Serious adverse events associated with chemotherapy in children with acute lymphoblastic leukemia.
- Author:
Feng-Ling XU
1
;
Xian-Min GUAN
;
Xian-Hao WEN
;
Ya-Li SHEN
;
Jian-Wen XIAO
;
Yu-Xia GUO
;
Meng-Yue DENG
;
Jie YU
Author Information
1. Department of Hematology and Oncology, Children's Hospital of Chongqing Medical University/Chongqing Key Laboratory of Pediatrics/Ministry of Education Key Laboratory of Child Development and Disorders/National Clinical Research Center for Child Health and Disorders/China International Science and Technology Cooperation Base of Child Development and Critical Disorders, Chongqing 400014, China. 1808106657@qq.com.

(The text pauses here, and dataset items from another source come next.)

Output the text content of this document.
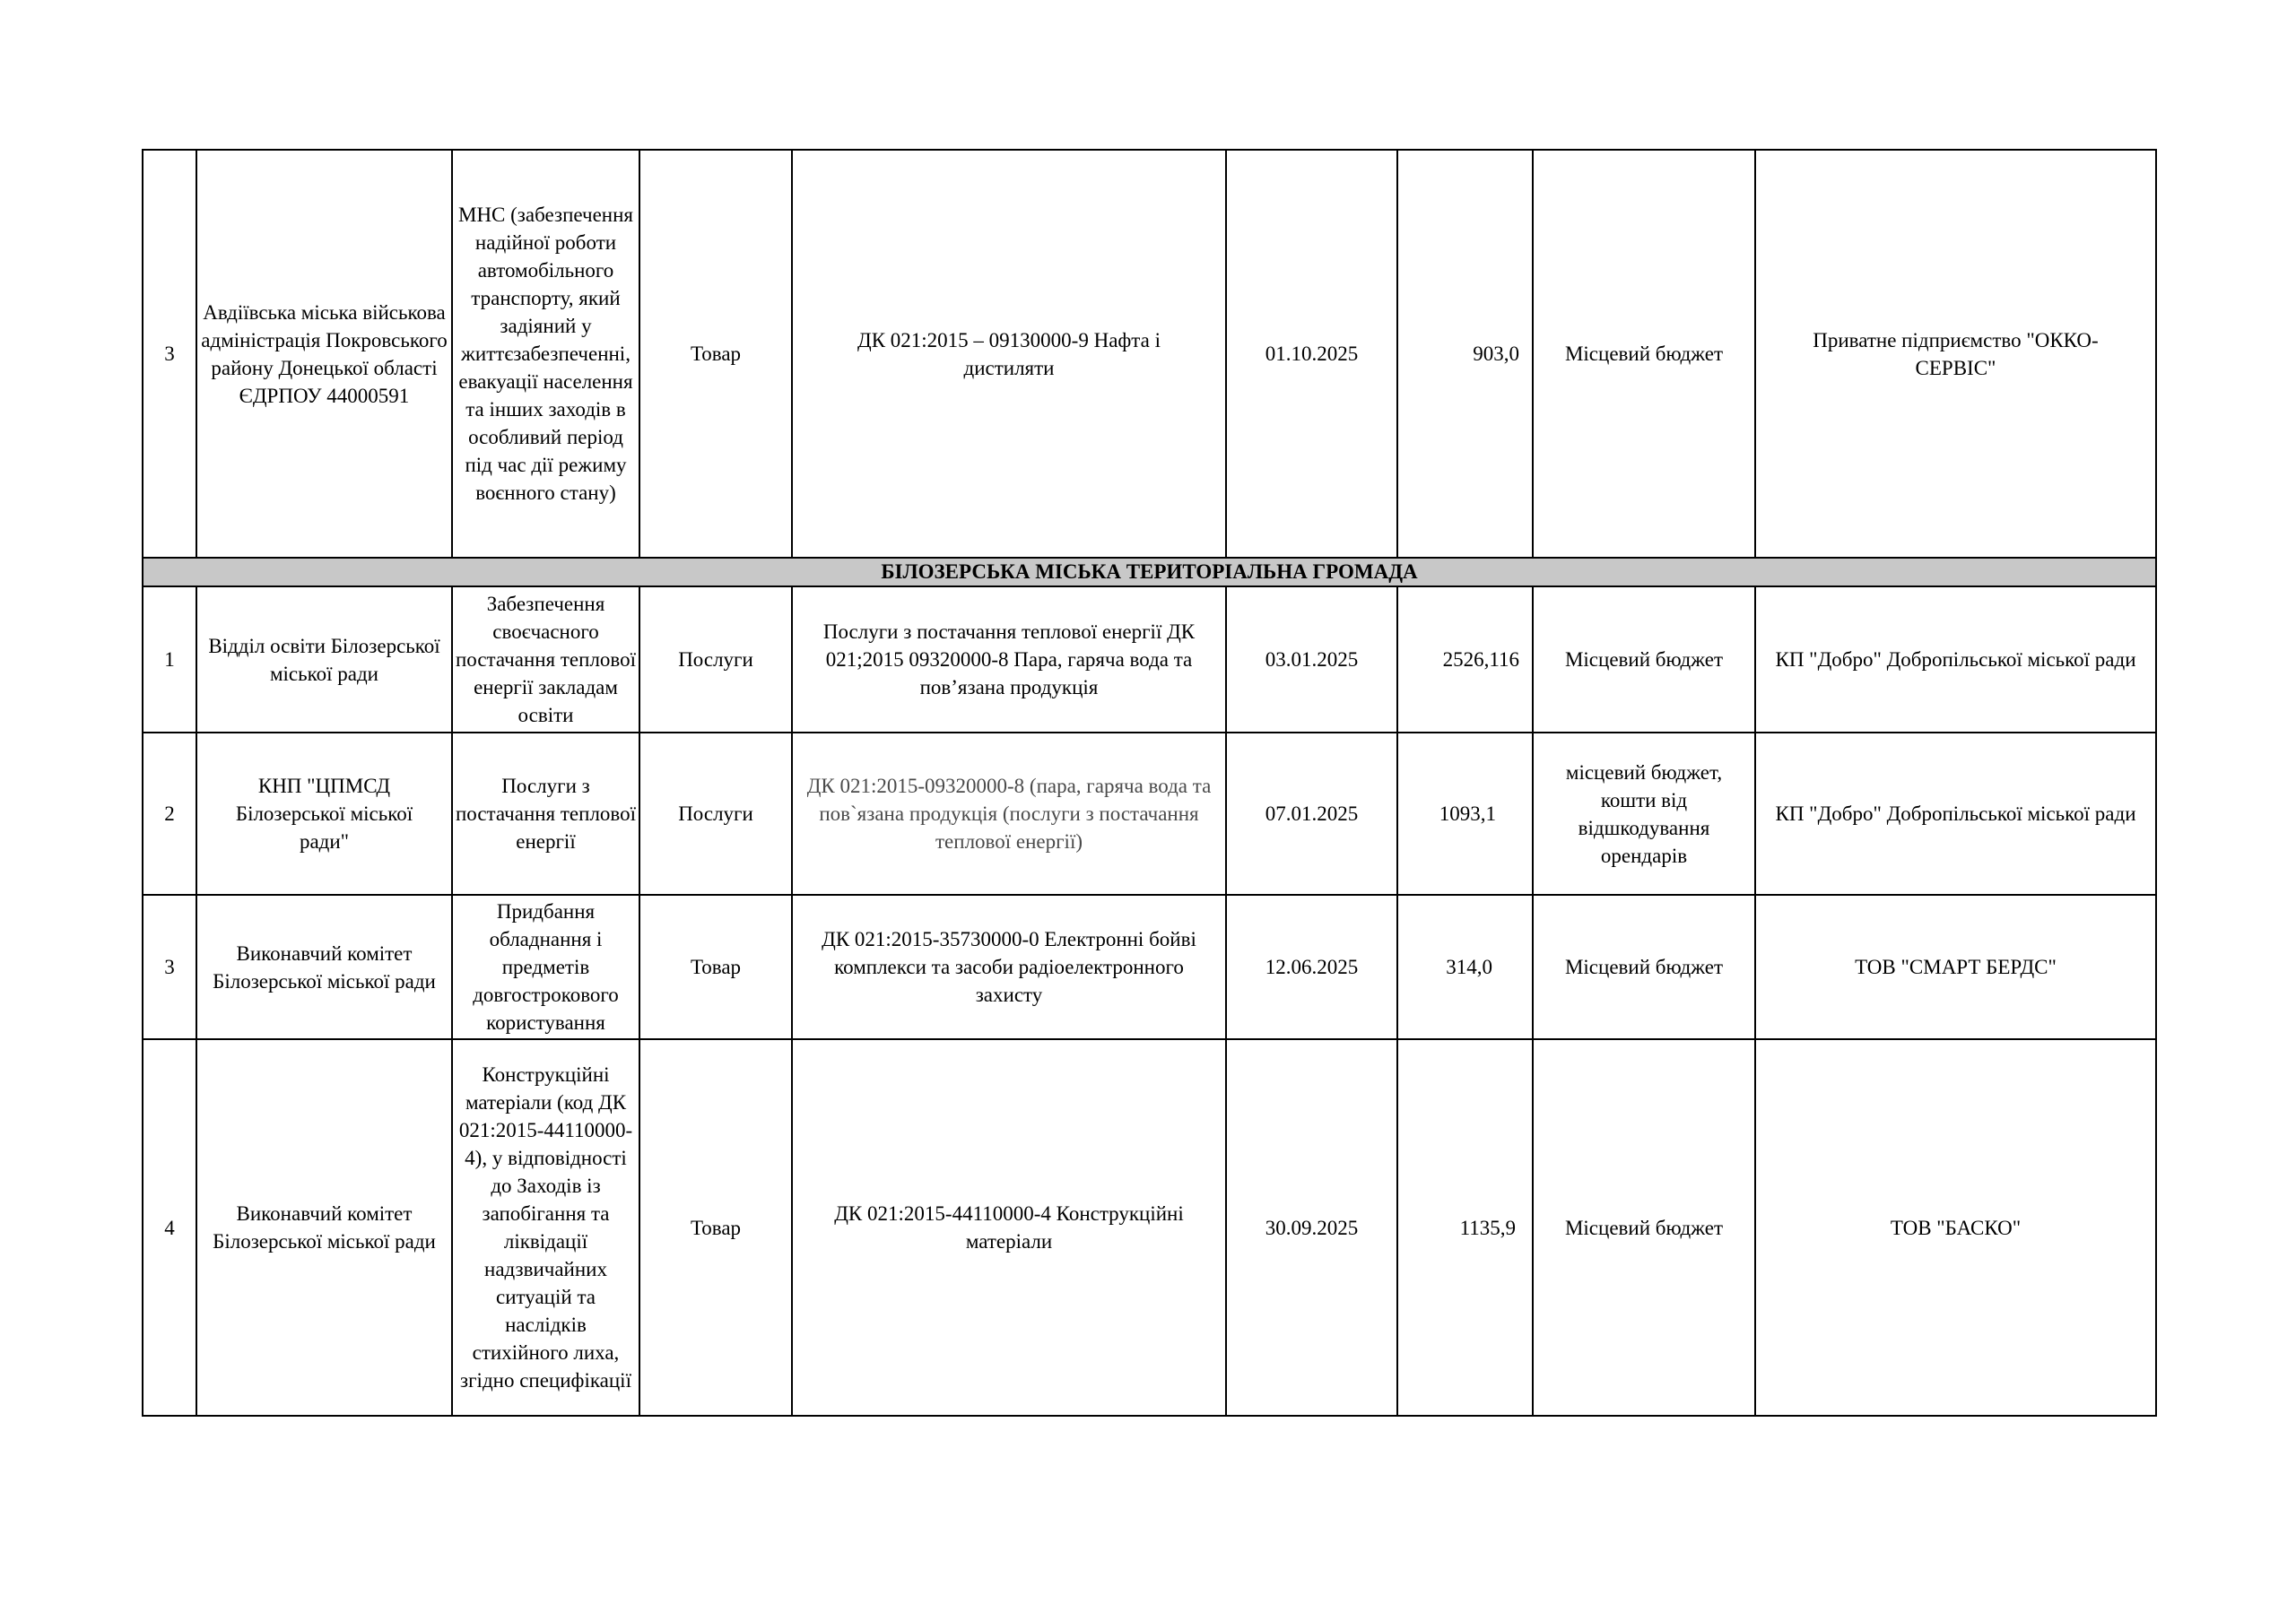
3	Авдіївська міська військова адміністрація Покровського району Донецької області ЄДРПОУ 44000591	МНС (забезпечення надійної роботи автомобільного транспорту, який задіяний у життєзабезпеченні, евакуації населення та інших заходів в особливий період під час дії режиму воєнного стану)	Товар	ДК 021:2015 – 09130000-9 Нафта і дистиляти	01.10.2025	903,0	Місцевий бюджет	Приватне підприємство "ОККО-СЕРВІС"
БІЛОЗЕРСЬКА МІСЬКА ТЕРИТОРІАЛЬНА ГРОМАДА								
1	Відділ освіти Білозерської міської ради	Забезпечення своєчасного постачання теплової енергії закладам освіти	Послуги	Послуги з постачання теплової енергії ДК 021;2015 09320000-8 Пара, гаряча вода та пов’язана продукція	03.01.2025	2526,116	Місцевий бюджет	КП "Добро" Добропільської міської ради
2	КНП "ЦПМСД Білозерської міської ради"	Послуги з постачання теплової енергії	Послуги	ДК 021:2015-09320000-8 (пара, гаряча вода та пов`язана продукція (послуги з постачання теплової енергії)	07.01.2025	1093,1	місцевий бюджет, кошти від відшкодування орендарів	КП "Добро" Добропільської міської ради
3	Виконавчий комітет Білозерської міської ради	Придбання обладнання і предметів довгострокового користування	Товар	ДК 021:2015-35730000-0 Електронні бойві комплекси та засоби радіоелектронного захисту	12.06.2025	314,0	Місцевий бюджет	ТОВ "СМАРТ БЕРДС"
4	Виконавчий комітет Білозерської міської ради	Конструкційні матеріали (код ДК 021:2015-44110000-4), у відповідності до Заходів із запобігання та ліквідації надзвичайних ситуацій та наслідків стихійного лиха, згідно специфікації	Товар	ДК 021:2015-44110000-4 Конструкційні матеріали	30.09.2025	1135,9	Місцевий бюджет	ТОВ "БАСКО"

- Publication Type:Journal Article
- MeSH:
Antineoplastic Agents;
adverse effects;
Child;
Gram-Negative Bacteria;
Humans;
Neutrophils;
Precursor Cell Lymphoblastic Leukemia-Lymphoma;
drug therapy;
Retrospective Studies;
Risk Factors
- From:
Chinese Journal of Contemporary Pediatrics
2020;22(8):828-833
- CountryChina
- Language:Chinese
-
Abstract:
OBJECTIVE:To study the occurrence of serious adverse events (SAEs) related to chemotherapy with CCCG-ALL-2015 regimen in children with acute lymphoblastic leukemia (ALL) and the risk factors for death after the SAEs.
METHODS:A retrospective analysis was performed on the medical data of 734 children with ALL. They were treated with CCCG-ALL-2015 regimen from January 2015 to June 2019. The occurrence of SAEs during the treatment was investigated. The children with SAEs were divided into a death group with 25 children and a survival group with 31 children. A multivariate logistic regression analysis was used to analyze the risk factors for death after the SAEs.

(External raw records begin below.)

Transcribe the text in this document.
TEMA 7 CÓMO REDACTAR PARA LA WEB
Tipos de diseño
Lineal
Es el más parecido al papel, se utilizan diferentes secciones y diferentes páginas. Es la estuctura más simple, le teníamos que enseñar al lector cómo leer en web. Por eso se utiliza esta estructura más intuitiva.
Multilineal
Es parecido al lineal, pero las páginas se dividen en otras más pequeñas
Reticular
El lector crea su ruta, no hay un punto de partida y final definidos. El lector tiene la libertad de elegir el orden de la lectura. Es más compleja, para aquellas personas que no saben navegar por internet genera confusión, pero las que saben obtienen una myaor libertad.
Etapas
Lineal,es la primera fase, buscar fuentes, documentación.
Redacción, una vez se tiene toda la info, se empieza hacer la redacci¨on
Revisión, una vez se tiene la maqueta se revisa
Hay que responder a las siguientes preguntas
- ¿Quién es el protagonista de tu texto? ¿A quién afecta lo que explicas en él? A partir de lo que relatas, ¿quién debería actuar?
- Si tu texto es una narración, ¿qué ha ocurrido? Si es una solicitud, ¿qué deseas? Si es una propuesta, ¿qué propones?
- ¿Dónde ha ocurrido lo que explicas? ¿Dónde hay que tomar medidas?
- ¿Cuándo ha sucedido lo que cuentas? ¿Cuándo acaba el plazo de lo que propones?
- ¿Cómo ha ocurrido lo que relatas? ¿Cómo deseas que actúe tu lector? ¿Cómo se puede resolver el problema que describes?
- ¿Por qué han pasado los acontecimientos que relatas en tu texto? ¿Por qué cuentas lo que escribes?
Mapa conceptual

RESULTS:Among the 734 children with ALL, 56 (7.6%) experienced SAEs (66 cases) after chemotherapy, among which 41 cases occurred in the stage of remission induction therapy. Of all 66 cases of SAEs, 46 (70%) were infection-related SAEs, including 25 cases of septic shock (38%), 20 cases of severe pneumonia (30%), and 1 case of severe chickenpox (2%), and 87% of the children with infection-related SAEs had neutrophil deficiency. The most common infection sites were blood and the lungs. The most common pathogens were Gram-negative bacteria, viruses, fungi, and Gram-positive bacteria. There were 16 cases (24%) of hemorrhage-related SAEs, with 11 cases of gastrointestinal bleeding (17%), 4 cases of pulmonary bleeding (6%), and 1 case of intracranial bleeding (2%). Of all 734 children with ALL, 66 (9.0%) died, among whom 25 died due to SAEs. The treatment-related mortality rate was 3.4%, and infection (72%) and bleeding (24%) were the main causes of death. Severe pneumonia was an independent risk factor for treatment-related death in ALL children (OR=4.087, 95%CI: 1.161-14.384, P=0.028).
CONCLUSIONS:SAEs often occur in the stage of remission induction therapy, and infection-related SAEs are more common in ALL children accepting chemotherapy with CCCG-ALL-2015 regimen. The development of severe pneumonia suggests an increased risk for death in these children.